Silence drifted between them again. Hours may have passed before words. The woman let the still of night settle around them and absorbed the tale Faust told to her. One she knew as well as any other fae creature. For it was a tale from a faith that nearly destroyed them, her kind.

"Father of nations," she said, breaking the silence with her cool monotone.

The plain man chuckled lightly. "Yes. I suppose his name holds no different meaning, except that it is longer and sounds more regal."

"One who is contentious and argumentative," said Faye. "One who became a princess." She turned to face him, but looked behind them both. Looked back at the boy who slept on a bed of bones. "And you, I suppose, are having good luck." It was neither a statement nor a question, precisely, but perhaps both.

Faust turned to face the direction in which she was looking. Together they again admired the sleeping boy, in their different ways. "Gods give names to men so that they will build kingdoms for them."

"And take them away so that they will build none," she countered.

Once again the plain man smiled. He allowed a pause for their words to hover. Touch?. "It is my small fortune that you do what you do, Linewalker," he said then. "Savior though he may be, what kingdom does he build for you?"

The question was rhetorical, and she knew it.
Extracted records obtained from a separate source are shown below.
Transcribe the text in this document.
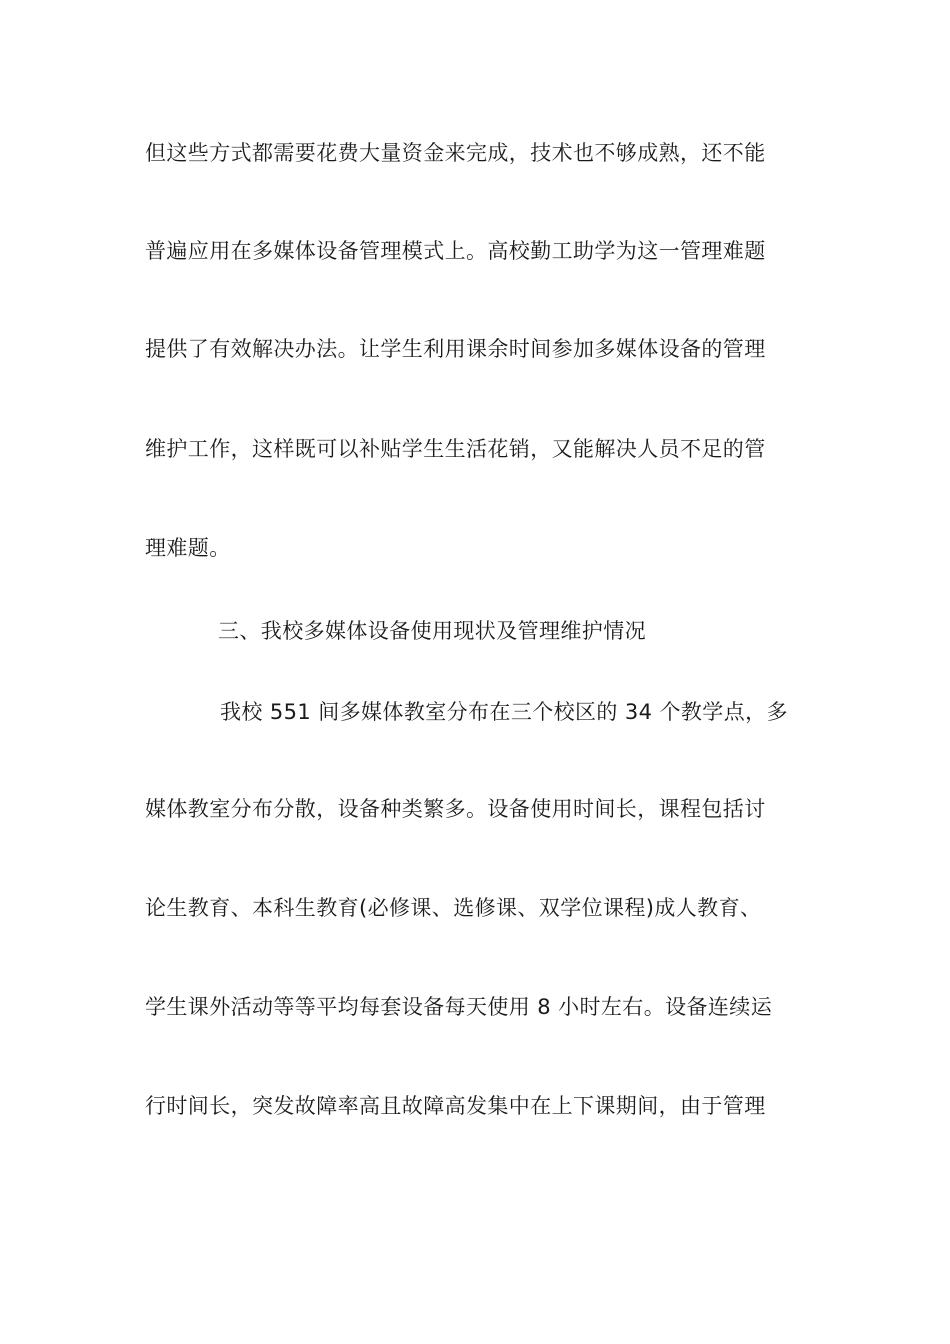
但这些方式都需要花费大量资金来完成，技术也不够成熟，还不能
普遍应用在多媒体设备管理模式上。高校勤工助学为这一管理难题
提供了有效解决办法。让学生利用课余时间参加多媒体设备的管理
维护工作，这样既可以补贴学生生活花销，又能解决人员不足的管
理难题。
三、我校多媒体设备使用现状及管理维护情况
我校 551 间多媒体教室分布在三个校区的 34 个教学点，多
媒体教室分布分散，设备种类繁多。设备使用时间长，课程包括讨
论生教育、本科生教育(必修课、选修课、双学位课程)成人教育、
学生课外活动等等平均每套设备每天使用 8 小时左右。设备连续运
行时间长，突发故障率高且故障高发集中在上下课期间，由于管理
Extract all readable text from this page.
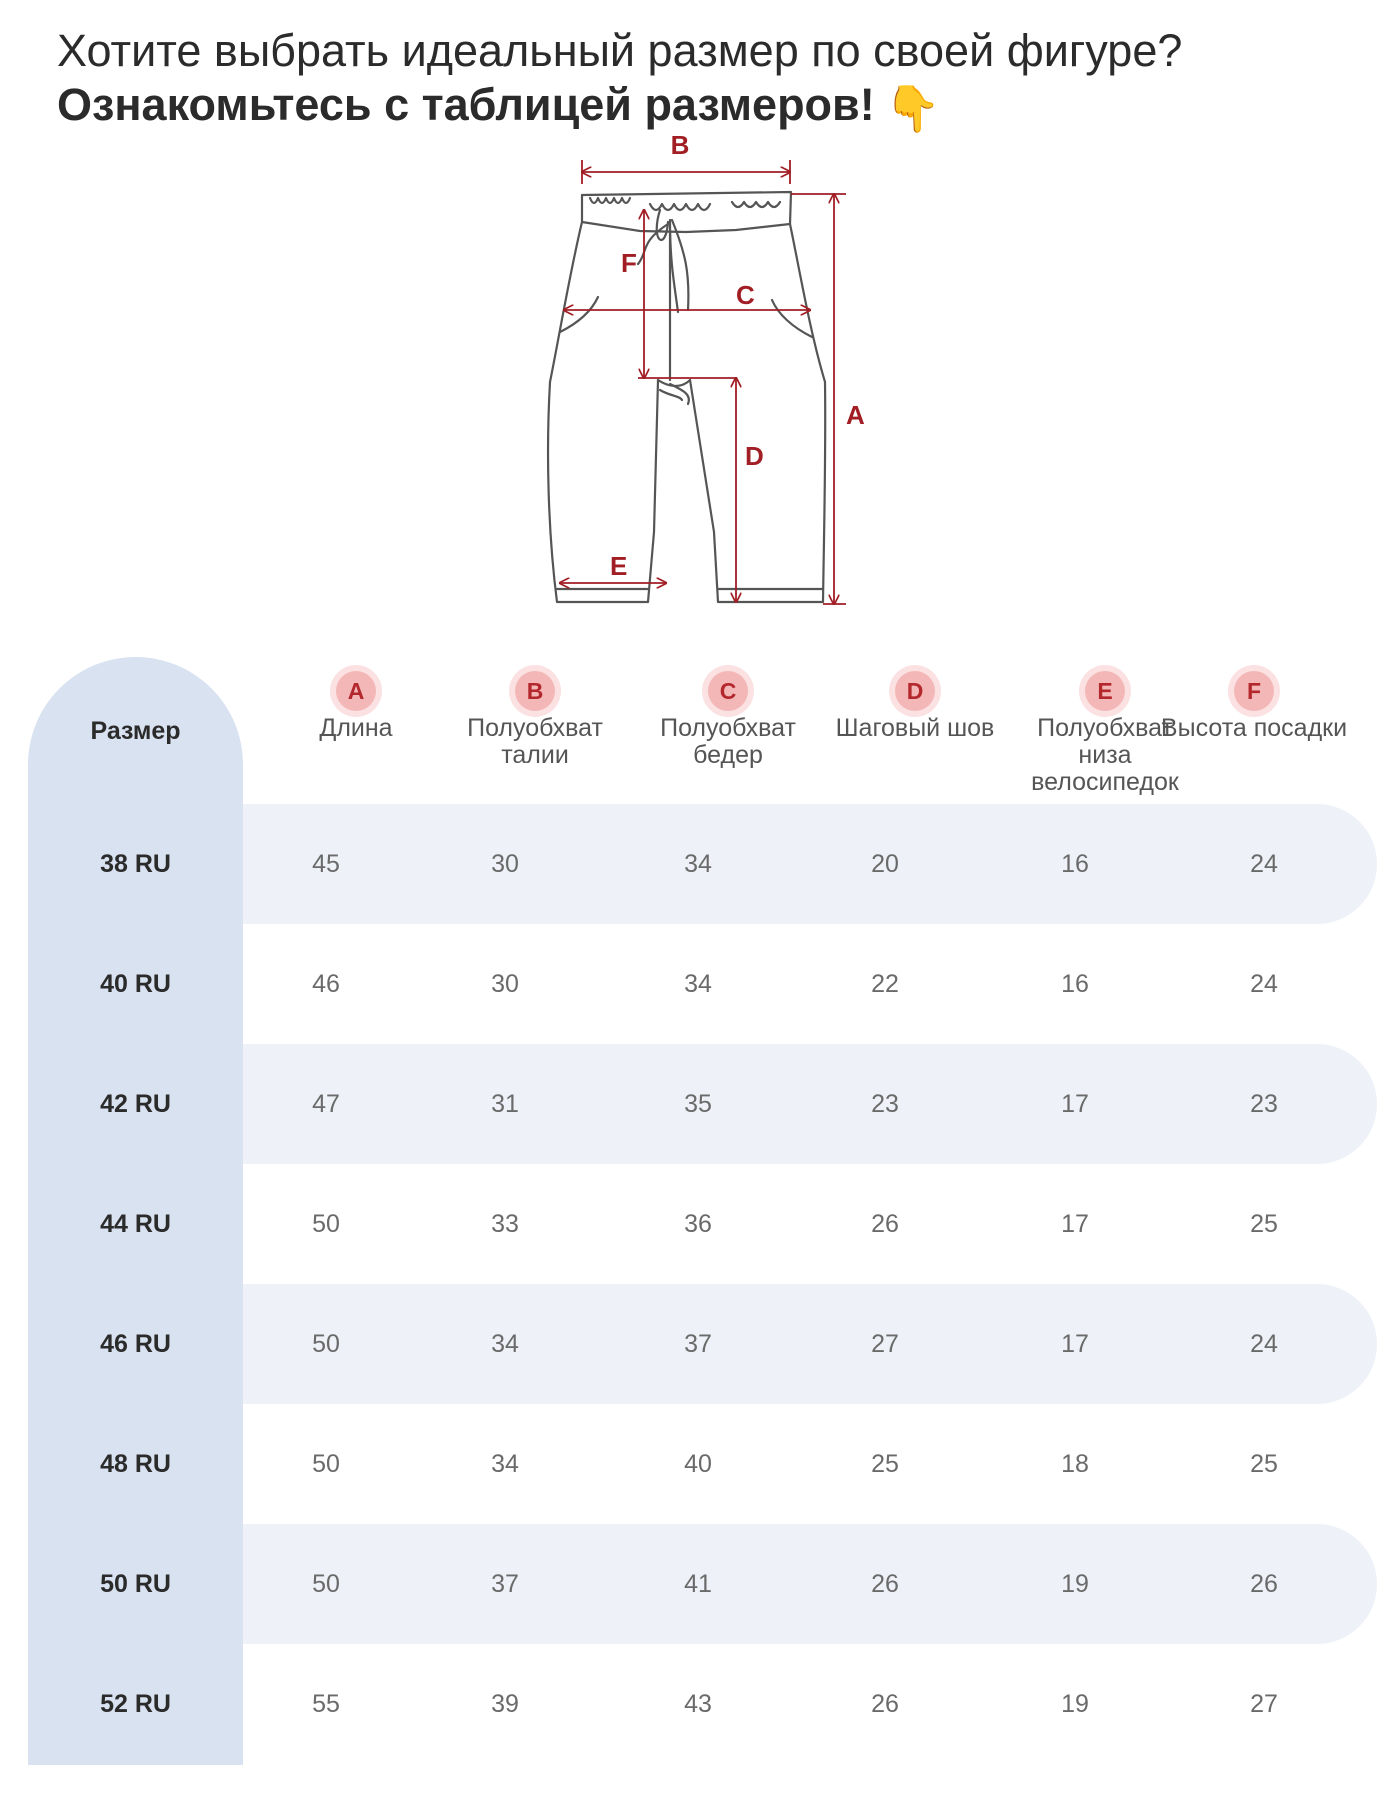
Хотите выбрать идеальный размер по своей фигуре?
Ознакомьтесь с таблицей размеров! 👇
B
A
C
F
D
E
Размер
A
Длина
B
Полуобхват талии
C
Полуобхват бедер
D
Шаговый шов
E
Полуобхват низа велосипедок
F
Высота посадки
38 RU	45	30	34	20	16	24
40 RU	46	30	34	22	16	24
42 RU	47	31	35	23	17	23
44 RU	50	33	36	26	17	25
46 RU	50	34	37	27	17	24
48 RU	50	34	40	25	18	25
50 RU	50	37	41	26	19	26
52 RU	55	39	43	26	19	27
As such she was not bound to answer him. So instead she walked away. He walked with her, however, keeping languid pace. "I cannot give you what you have come to take, Jackal King," she said.
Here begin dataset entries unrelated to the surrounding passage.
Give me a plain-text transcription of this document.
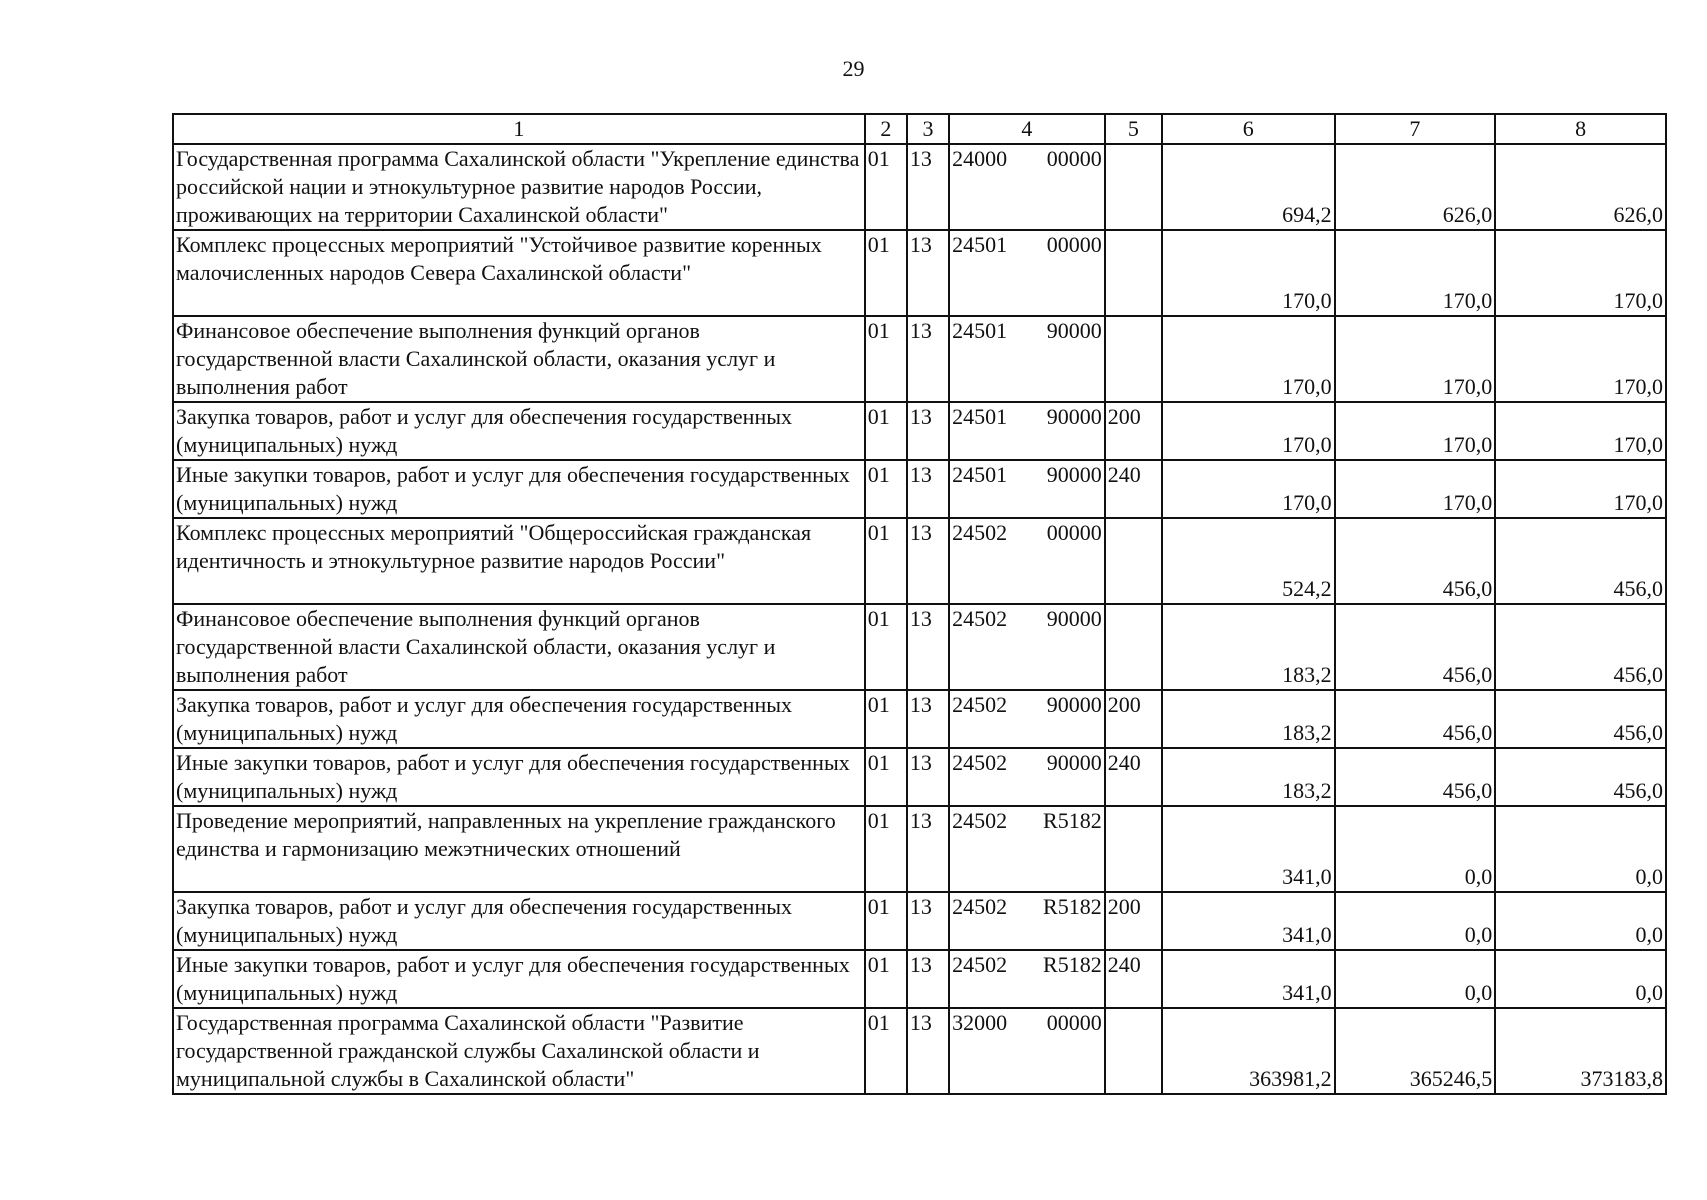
29
1	2	3	4	5	6	7	8
Государственная программа Сахалинской области "Укрепление единства российской нации и этнокультурное развитие народов России, проживающих на территории Сахалинской области"	01	13	24000 00000		694,2	626,0	626,0
Комплекс процессных мероприятий "Устойчивое развитие коренных малочисленных народов Севера Сахалинской области"	01	13	24501 00000		170,0	170,0	170,0
Финансовое обеспечение выполнения функций органов государственной власти Сахалинской области, оказания услуг и выполнения работ	01	13	24501 90000		170,0	170,0	170,0
Закупка товаров, работ и услуг для обеспечения государственных (муниципальных) нужд	01	13	24501 90000	200	170,0	170,0	170,0
Иные закупки товаров, работ и услуг для обеспечения государственных (муниципальных) нужд	01	13	24501 90000	240	170,0	170,0	170,0
Комплекс процессных мероприятий "Общероссийская гражданская идентичность и этнокультурное развитие народов России"	01	13	24502 00000		524,2	456,0	456,0
Финансовое обеспечение выполнения функций органов государственной власти Сахалинской области, оказания услуг и выполнения работ	01	13	24502 90000		183,2	456,0	456,0
Закупка товаров, работ и услуг для обеспечения государственных (муниципальных) нужд	01	13	24502 90000	200	183,2	456,0	456,0
Иные закупки товаров, работ и услуг для обеспечения государственных (муниципальных) нужд	01	13	24502 90000	240	183,2	456,0	456,0
Проведение мероприятий, направленных на укрепление гражданского единства и гармонизацию межэтнических отношений	01	13	24502 R5182		341,0	0,0	0,0
Закупка товаров, работ и услуг для обеспечения государственных (муниципальных) нужд	01	13	24502 R5182	200	341,0	0,0	0,0
Иные закупки товаров, работ и услуг для обеспечения государственных (муниципальных) нужд	01	13	24502 R5182	240	341,0	0,0	0,0
Государственная программа Сахалинской области "Развитие государственной гражданской службы Сахалинской области и муниципальной службы в Сахалинской области"	01	13	32000 00000		363981,2	365246,5	373183,8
"No," he agreed. "You named him too well for that."

"His secrets are his own to keep."

Together they stopped beside the boy. She knelt at his side and touched her fingers to his hair. The plain man remained standing but loomed near. "See to it that he keeps them then," Faust said.

Faye turned her head, almost looking back at him. Her dark eyes narrowed, and she nearly frowned. "Threats do not become you."

The Jackal King chuckled ominously and turned to step away. "I did not come here to make idle threats, Linewalker. I came with the intention to make a covenant." Just at the edge of her grove, he stopped and turned back. His arms still neatly tucked behind his back. "I think you know what it is."

She dipped a slow and solemn nod, then looked back down upon the sleeping boy. The fae mother twisted her fingers through his hair. "Any name is as good as any other," she murmured. "I will see to it that he only makes a kingdom of the one."

"Else he make none," said the man. Faust then stepped over the line and took his leave of her grove. She did not need to look to know that he was gone.